If the Fed made that pledge and we still had negative real rates then I agree with you fully – we should borrow more. Now, getting an adequate ROI on those expenditures…well, that’s a whole different story.
Wednesday ~ August 24th, 2011 at 4:11 pm
bdbd
I suppose one of those new fangled 3 D printers could churn out a few of those Cotillards.
Thursday ~ August 25th, 2011 at 12:19 am
Rick
if (A) we should selling lots of bonds while yields are low in order to make cheap investments and (B) be doing lots of QE — assuming AD shortfall is a problem and QE addresses it — which buys back the same bonds, then putting (A) and (B) together isn’t this the same as just spending money into circulation (except that it goes to contractors first instead of bond-buyers)?

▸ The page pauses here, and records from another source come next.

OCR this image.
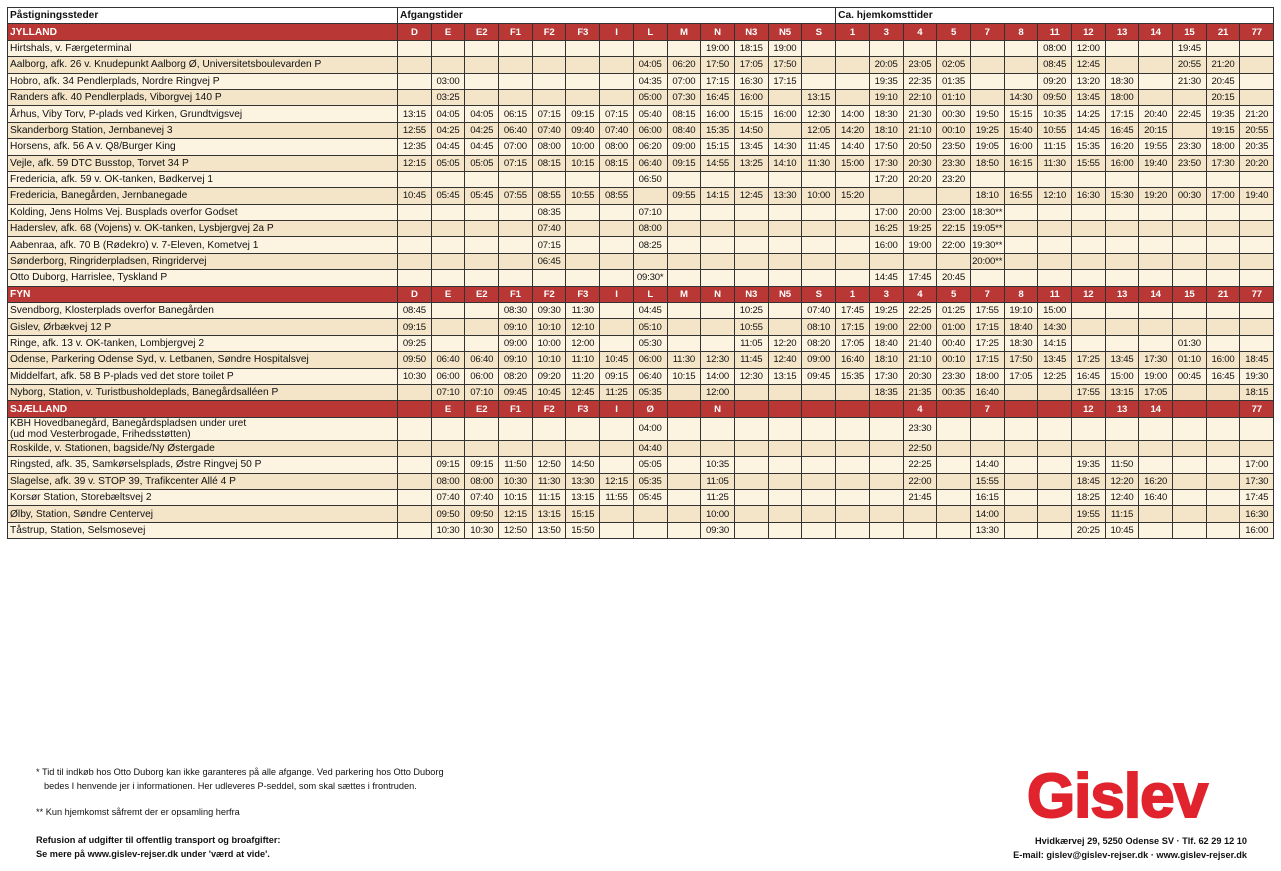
Påstigningssteder	Afgangstider													Ca. hjemkomsttider												
JYLLAND	D	E	E2	F1	F2	F3	I	L	M	N	N3	N5	S	1	3	4	5	7	8	11	12	13	14	15	21	77
Hirtshals, v. Færgeterminal										19:00	18:15	19:00								08:00	12:00			19:45		
Aalborg, afk. 26 v. Knudepunkt Aalborg Ø, Universitetsboulevarden P								04:05	06:20	17:50	17:05	17:50			20:05	23:05	02:05			08:45	12:45			20:55	21:20	
Hobro, afk. 34 Pendlerplads, Nordre Ringvej P		03:00						04:35	07:00	17:15	16:30	17:15			19:35	22:35	01:35			09:20	13:20	18:30		21:30	20:45	
Randers afk. 40 Pendlerplads, Viborgvej 140 P		03:25						05:00	07:30	16:45	16:00		13:15		19:10	22:10	01:10		14:30	09:50	13:45	18:00			20:15	
Århus, Viby Torv, P-plads ved Kirken, Grundtvigsvej	13:15	04:05	04:05	06:15	07:15	09:15	07:15	05:40	08:15	16:00	15:15	16:00	12:30	14:00	18:30	21:30	00:30	19:50	15:15	10:35	14:25	17:15	20:40	22:45	19:35	21:20
Skanderborg Station, Jernbanevej 3	12:55	04:25	04:25	06:40	07:40	09:40	07:40	06:00	08:40	15:35	14:50		12:05	14:20	18:10	21:10	00:10	19:25	15:40	10:55	14:45	16:45	20:15		19:15	20:55
Horsens, afk. 56 A v. Q8/Burger King	12:35	04:45	04:45	07:00	08:00	10:00	08:00	06:20	09:00	15:15	13:45	14:30	11:45	14:40	17:50	20:50	23:50	19:05	16:00	11:15	15:35	16:20	19:55	23:30	18:00	20:35
Vejle, afk. 59 DTC Busstop, Torvet 34 P	12:15	05:05	05:05	07:15	08:15	10:15	08:15	06:40	09:15	14:55	13:25	14:10	11:30	15:00	17:30	20:30	23:30	18:50	16:15	11:30	15:55	16:00	19:40	23:50	17:30	20:20
Fredericia, afk. 59 v. OK-tanken, Bødkervej 1								06:50							17:20	20:20	23:20									
Fredericia, Banegården, Jernbanegade	10:45	05:45	05:45	07:55	08:55	10:55	08:55		09:55	14:15	12:45	13:30	10:00	15:20				18:10	16:55	12:10	16:30	15:30	19:20	00:30	17:00	19:40
Kolding, Jens Holms Vej. Busplads overfor Godset					08:35			07:10							17:00	20:00	23:00	18:30**								
Haderslev, afk. 68 (Vojens) v. OK-tanken, Lysbjergvej 2a P					07:40			08:00							16:25	19:25	22:15	19:05**								
Aabenraa, afk. 70 B (Rødekro) v. 7-Eleven, Kometvej 1					07:15			08:25							16:00	19:00	22:00	19:30**								
Sønderborg, Ringriderpladsen, Ringridervej					06:45													20:00**								
Otto Duborg, Harrislee, Tyskland P								09:30*							14:45	17:45	20:45									
FYN	D	E	E2	F1	F2	F3	I	L	M	N	N3	N5	S	1	3	4	5	7	8	11	12	13	14	15	21	77
Svendborg, Klosterplads overfor Banegården	08:45			08:30	09:30	11:30		04:45			10:25		07:40	17:45	19:25	22:25	01:25	17:55	19:10	15:00						
Gislev, Ørbækvej 12 P	09:15			09:10	10:10	12:10		05:10			10:55		08:10	17:15	19:00	22:00	01:00	17:15	18:40	14:30						
Ringe, afk. 13 v. OK-tanken, Lombjergvej 2	09:25			09:00	10:00	12:00		05:30			11:05	12:20	08:20	17:05	18:40	21:40	00:40	17:25	18:30	14:15				01:30		
Odense, Parkering Odense Syd, v. Letbanen, Søndre Hospitalsvej	09:50	06:40	06:40	09:10	10:10	11:10	10:45	06:00	11:30	12:30	11:45	12:40	09:00	16:40	18:10	21:10	00:10	17:15	17:50	13:45	17:25	13:45	17:30	01:10	16:00	18:45
Middelfart, afk. 58 B P-plads ved det store toilet P	10:30	06:00	06:00	08:20	09:20	11:20	09:15	06:40	10:15	14:00	12:30	13:15	09:45	15:35	17:30	20:30	23:30	18:00	17:05	12:25	16:45	15:00	19:00	00:45	16:45	19:30
Nyborg, Station, v. Turistbusholdeplads, Banegårdsalléen P		07:10	07:10	09:45	10:45	12:45	11:25	05:35		12:00					18:35	21:35	00:35	16:40			17:55	13:15	17:05			18:15
SJÆLLAND		E	E2	F1	F2	F3	I	Ø		N						4		7			12	13	14			77

KBH Hovedbanegård, Banegårdspladsen under uret
(ud mod Vesterbrogade, Frihedsstøtten)								04:00								23:30										
Roskilde, v. Stationen, bagside/Ny Østergade								04:40								22:50										
Ringsted, afk. 35, Samkørselsplads, Østre Ringvej 50 P		09:15	09:15	11:50	12:50	14:50		05:05		10:35						22:25		14:40			19:35	11:50				17:00
Slagelse, afk. 39 v. STOP 39, Trafikcenter Allé 4 P		08:00	08:00	10:30	11:30	13:30	12:15	05:35		11:05						22:00		15:55			18:45	12:20	16:20			17:30
Korsør Station, Storebæltsvej 2		07:40	07:40	10:15	11:15	13:15	11:55	05:45		11:25						21:45		16:15			18:25	12:40	16:40			17:45
Ølby, Station, Søndre Centervej		09:50	09:50	12:15	13:15	15:15				10:00								14:00			19:55	11:15				16:30
Tåstrup, Station, Selsmosevej		10:30	10:30	12:50	13:50	15:50				09:30								13:30			20:25	10:45				16:00
* Tid til indkøb hos Otto Duborg kan ikke garanteres på alle afgange. Ved parkering hos Otto Duborg
bedes I henvende jer i informationen. Her udleveres P-seddel, som skal sættes i frontruden.
** Kun hjemkomst såfremt der er opsamling herfra
Refusion af udgifter til offentlig transport og broafgifter:
Se mere på www.gislev-rejser.dk under 'værd at vide'.
Gislev
Hvidkærvej 29, 5250 Odense SV · Tlf. 62 29 12 10
E-mail: gislev@gislev-rejser.dk · www.gislev-rejser.dk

If so, why does MMT seem to have such a worse reputation than the combination of debt-financing and QE?
Thursday ~ August 25th, 2011 at 11:23 am
Friedman's Ghost
Am I the only one that see the Nike swoosh?!?! I for one feel better look at the graph that way…

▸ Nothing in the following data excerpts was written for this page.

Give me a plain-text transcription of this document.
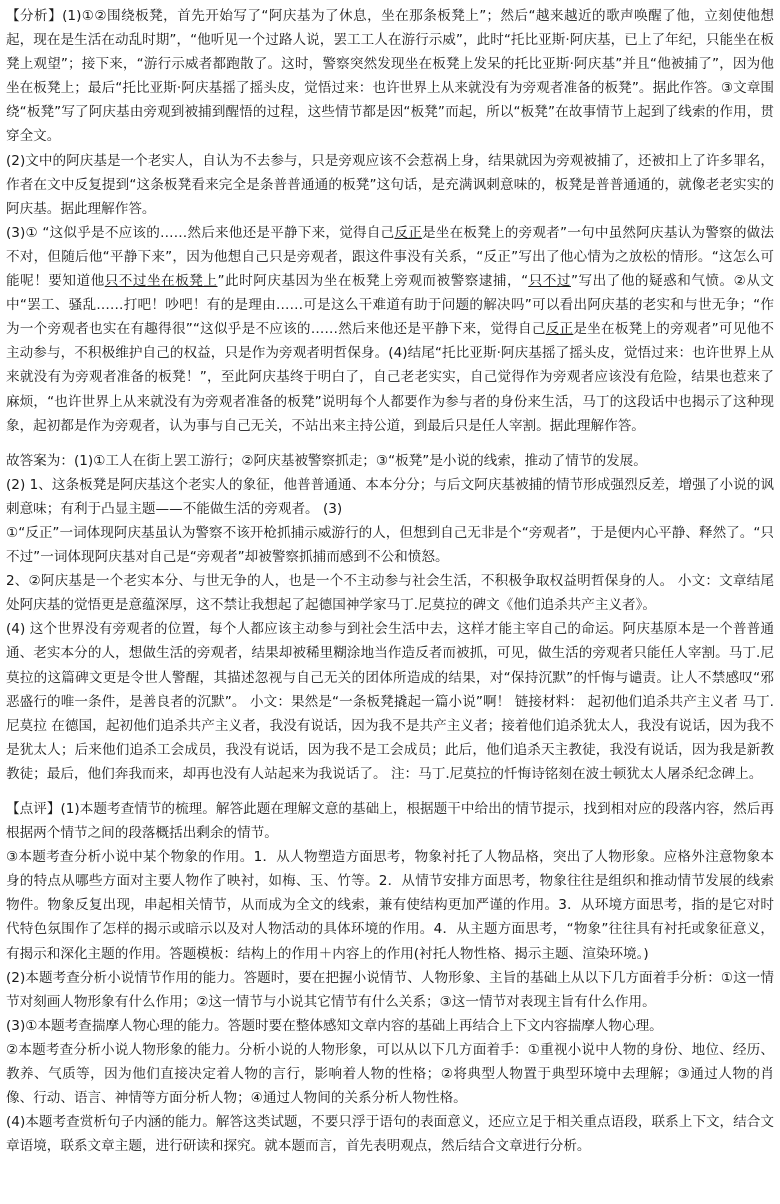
【分析】(1)①②围绕板凳，首先开始写了“阿庆基为了休息，坐在那条板凳上”；然后“越来越近的歌声唤醒了他，立刻使他想起，现在是生活在动乱时期”，“他听见一个过路人说，罢工工人在游行示威”，此时“托比亚斯·阿庆基，已上了年纪，只能坐在板凳上观望”；接下来，“游行示威者都跑散了。这时，警察突然发现坐在板凳上发呆的托比亚斯·阿庆基”并且“他被捕了”，因为他坐在板凳上；最后“托比亚斯·阿庆基摇了摇头皮，觉悟过来：也许世界上从来就没有为旁观者准备的板凳”。据此作答。③文章围绕“板凳”写了阿庆基由旁观到被捕到醒悟的过程，这些情节都是因“板凳”而起，所以“板凳”在故事情节上起到了线索的作用，贯穿全文。

(2)文中的阿庆基是一个老实人，自认为不去参与，只是旁观应该不会惹祸上身，结果就因为旁观被捕了，还被扣上了许多罪名，作者在文中反复提到“这条板凳看来完全是条普普通通的板凳”这句话，是充满讽刺意味的，板凳是普普通通的，就像老老实实的阿庆基。据此理解作答。

(3)① “这似乎是不应该的……然后来他还是平静下来，觉得自己反正是坐在板凳上的旁观者”一句中虽然阿庆基认为警察的做法不对，但随后他“平静下来”，因为他想自己只是旁观者，跟这件事没有关系，“反正”写出了他心情为之放松的情形。“这怎么可能呢！要知道他只不过坐在板凳上”此时阿庆基因为坐在板凳上旁观而被警察逮捕，“只不过”写出了他的疑惑和气愤。②从文中“罢工、骚乱……打吧！吵吧！有的是理由……可是这么干难道有助于问题的解决吗”可以看出阿庆基的老实和与世无争；“作为一个旁观者也实在有趣得很”“这似乎是不应该的……然后来他还是平静下来，觉得自己反正是坐在板凳上的旁观者”可见他不主动参与，不积极维护自己的权益，只是作为旁观者明哲保身。(4)结尾“托比亚斯·阿庆基摇了摇头皮，觉悟过来：也许世界上从来就没有为旁观者准备的板凳！”，至此阿庆基终于明白了，自己老老实实，自己觉得作为旁观者应该没有危险，结果也惹来了麻烦，“也许世界上从来就没有为旁观者准备的板凳”说明每个人都要作为参与者的身份来生活，马丁的这段话中也揭示了这种现象，起初都是作为旁观者，认为事与自己无关，不站出来主持公道，到最后只是任人宰割。据此理解作答。

故答案为：(1)①工人在街上罢工游行；②阿庆基被警察抓走；③“板凳”是小说的线索，推动了情节的发展。

(2) 1、这条板凳是阿庆基这个老实人的象征，他普普通通、本本分分；与后文阿庆基被捕的情节形成强烈反差，增强了小说的讽刺意味；有利于凸显主题——不能做生活的旁观者。 (3)

①“反正”一词体现阿庆基虽认为警察不该开枪抓捕示威游行的人，但想到自己无非是个“旁观者”，于是便内心平静、释然了。“只不过”一词体现阿庆基对自己是“旁观者”却被警察抓捕而感到不公和愤怒。

2、②阿庆基是一个老实本分、与世无争的人，也是一个不主动参与社会生活，不积极争取权益明哲保身的人。 小文：文章结尾处阿庆基的觉悟更是意蕴深厚，这不禁让我想起了起德国神学家马丁.尼莫拉的碑文《他们追杀共产主义者》。

(4) 这个世界没有旁观者的位置，每个人都应该主动参与到社会生活中去，这样才能主宰自己的命运。阿庆基原本是一个普普通通、老实本分的人，想做生活的旁观者，结果却被稀里糊涂地当作造反者而被抓，可见，做生活的旁观者只能任人宰割。马丁.尼莫拉的这篇碑文更是令世人警醒，其描述忽视与自己无关的团体所造成的结果，对“保持沉默”的忏悔与谴责。让人不禁感叹“邪恶盛行的唯一条件，是善良者的沉默”。 小文：果然是“一条板凳撬起一篇小说”啊！ 链接材料： 起初他们追杀共产主义者 马丁.尼莫拉 在德国，起初他们追杀共产主义者，我没有说话，因为我不是共产主义者；接着他们追杀犹太人，我没有说话，因为我不是犹太人；后来他们追杀工会成员，我没有说话，因为我不是工会成员；此后，他们追杀天主教徒，我没有说话，因为我是新教教徒；最后，他们奔我而来，却再也没有人站起来为我说话了。 注：马丁.尼莫拉的忏悔诗铭刻在波士顿犹太人屠杀纪念碑上。

【点评】(1)本题考查情节的梳理。解答此题在理解文意的基础上，根据题干中给出的情节提示，找到相对应的段落内容，然后再根据两个情节之间的段落概括出剩余的情节。

③本题考查分析小说中某个物象的作用。1．从人物塑造方面思考，物象衬托了人物品格，突出了人物形象。应格外注意物象本身的特点从哪些方面对主要人物作了映衬，如梅、玉、竹等。2．从情节安排方面思考，物象往往是组织和推动情节发展的线索物件。物象反复出现，串起相关情节，从而成为全文的线索，兼有使结构更加严谨的作用。3．从环境方面思考，指的是它对时代特色氛围作了怎样的揭示或暗示以及对人物活动的具体环境的作用。4．从主题方面思考，“物象”往往具有衬托或象征意义，有揭示和深化主题的作用。答题模板：结构上的作用＋内容上的作用(衬托人物性格、揭示主题、渲染环境。)

(2)本题考查分析小说情节作用的能力。答题时，要在把握小说情节、人物形象、主旨的基础上从以下几方面着手分析：①这一情节对刻画人物形象有什么作用；②这一情节与小说其它情节有什么关系；③这一情节对表现主旨有什么作用。

(3)①本题考查揣摩人物心理的能力。答题时要在整体感知文章内容的基础上再结合上下文内容揣摩人物心理。

②本题考查分析小说人物形象的能力。分析小说的人物形象，可以从以下几方面着手：①重视小说中人物的身份、地位、经历、教养、气质等，因为他们直接决定着人物的言行，影响着人物的性格；②将典型人物置于典型环境中去理解；③通过人物的肖像、行动、语言、神情等方面分析人物；④通过人物间的关系分析人物性格。

(4)本题考查赏析句子内涵的能力。解答这类试题，不要只浮于语句的表面意义，还应立足于相关重点语段，联系上下文，结合文章语境，联系文章主题，进行研读和探究。就本题而言，首先表明观点，然后结合文章进行分析。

Monday ~ October 24th, 2011 at 12:45 pm
Pete
According to Zero Hedge, countries outside of the U.S. dumped 74 billion dollars in U.S. Treasuries, most of it over the weekend:
“Over the weekend, we observed the perplexing sell off of $56 billion in US Treasurys courtesy of weekly disclosure in the Fed’s custodial account (source: H.4.1) and speculated if this may be due to an asset rotation, under duress or otherwise, out of bonds and into stocks, to prevent the collapse of the global ponzi (because when the BRICs tell the IMF to boost its bailout capacity you know it is global). We also proposed a far simpler theory: “the dreaded D-day in which foreign official and private investors finally start offloading their $2.7 trillion in Treasurys with impunity (although not with the element of surprise – China has made it abundantly clear it will sell its Treasury holdings, the only question is when), has finally arrived.” In hindsight the Occam’s Razor should have been applied. Little did we know 5 short days ago just how violent the reaction by China would be (both post and pre-facto) to the Senate decision to propose a law for all out trade warfare with China. Now we know – in the week ended October 12, a further $17.7 billion was “removed” from the Fed’s custodial Treasury account, meaning that someone, somewhere is very displeased with US paper, and, far more importantly, what it represents, and wants to make their displeasure heard loud and clear. (Source)
Undoubtedly, the Chinese and other countries have recently discovered that Italy and Greece, with smaller debt to income ratios than the United States, are less riskier and carry a higher rate of return. This is because, unlike the US, the Rothschild/Rockefeller bond rating agencies have trashed their country’s debt ratings, forcing them to pay a much higher interest rate than U.S. Treasuries. Hey, if you take the risk, you might as well earn the reward!